Putting predictive analytics to work

Predictive analytics involves both art and science, but getting started isn't for high rollers only. Here's how to ensure a successful outcome

When the Magic's Perez got started in 2010 he grossly miscalculated the time it would take to prepare the data. "We didn't set the right expectations. All of us were thinking that it would be easier than it was," he says. Pulling together data from Ticketmaster, concession vendors and other business partners into a data warehouse took much longer than anticipated. "We went almost the entire season without a fully functional data warehouse. The biggest thing we learned was that this really requires patience," he says.

"Everyone is embarrassed about the quality of their data," says Elder, but waiting until all of the data quality issues are cleaned up is also a mistake. Usually, he says, the data that really matters is in pretty good shape. "I urge people to go ahead and make a salad and see what you can get," he says.

Blue Health Intelligence (BHI) had no issues with the patient health care data coming from its 39 Blue Cross Blue Shield affiliates -- but with seven years of data about 110 million members, they had a lot of it. "Health care is way behind in analytics because of the complexity of our data," says Swati Abbot, CEO. "People tend to run after the data and not know why they need it." Clinical insights must come first, she says. "Then the math takes over."
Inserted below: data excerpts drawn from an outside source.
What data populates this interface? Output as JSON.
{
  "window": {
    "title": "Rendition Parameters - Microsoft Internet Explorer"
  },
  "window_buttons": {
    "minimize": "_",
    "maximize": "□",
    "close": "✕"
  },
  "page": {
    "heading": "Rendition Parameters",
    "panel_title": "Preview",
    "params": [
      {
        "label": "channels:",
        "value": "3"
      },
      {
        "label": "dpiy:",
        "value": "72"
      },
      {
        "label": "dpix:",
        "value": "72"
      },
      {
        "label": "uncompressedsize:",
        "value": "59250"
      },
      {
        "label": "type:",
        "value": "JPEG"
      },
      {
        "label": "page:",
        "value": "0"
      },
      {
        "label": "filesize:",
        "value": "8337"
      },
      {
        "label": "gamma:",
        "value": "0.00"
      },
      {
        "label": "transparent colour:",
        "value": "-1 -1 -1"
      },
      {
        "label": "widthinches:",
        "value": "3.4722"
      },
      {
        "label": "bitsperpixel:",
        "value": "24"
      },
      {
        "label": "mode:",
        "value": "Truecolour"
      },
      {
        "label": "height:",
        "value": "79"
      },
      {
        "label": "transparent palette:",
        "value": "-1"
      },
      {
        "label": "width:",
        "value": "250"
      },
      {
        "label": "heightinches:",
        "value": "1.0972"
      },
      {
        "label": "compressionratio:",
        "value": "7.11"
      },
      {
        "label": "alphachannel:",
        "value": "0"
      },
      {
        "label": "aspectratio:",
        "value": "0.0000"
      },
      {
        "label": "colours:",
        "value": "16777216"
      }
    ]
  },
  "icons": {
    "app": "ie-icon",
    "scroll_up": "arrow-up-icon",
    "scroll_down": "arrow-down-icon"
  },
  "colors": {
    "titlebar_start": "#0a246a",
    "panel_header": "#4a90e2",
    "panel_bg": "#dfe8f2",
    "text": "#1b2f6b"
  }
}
BHI developed models to predict which of its highest risk members were most likely to be hospitalized, who had an avoidable risk, who was most likely to respond to intervention and which actions were most likely to work in each case.

Initially, BHI focused on diabetes patients at highest risk for hospitalization -- a patient group expected to cost the healthcare industry $500 billion by 2020. "The first round [of analytics projects] was not successful because the business stakeholders weren't involved. It became an IT exercise," she says, and because the reports didn't say why a given patient was at high risk, clinical professionals ignored them.

So Abbot made sure that they understood the underlying "risk drivers" in the model, explaining not just who was at high risk but why, and what interventions would be mostly likely to improve the outcome.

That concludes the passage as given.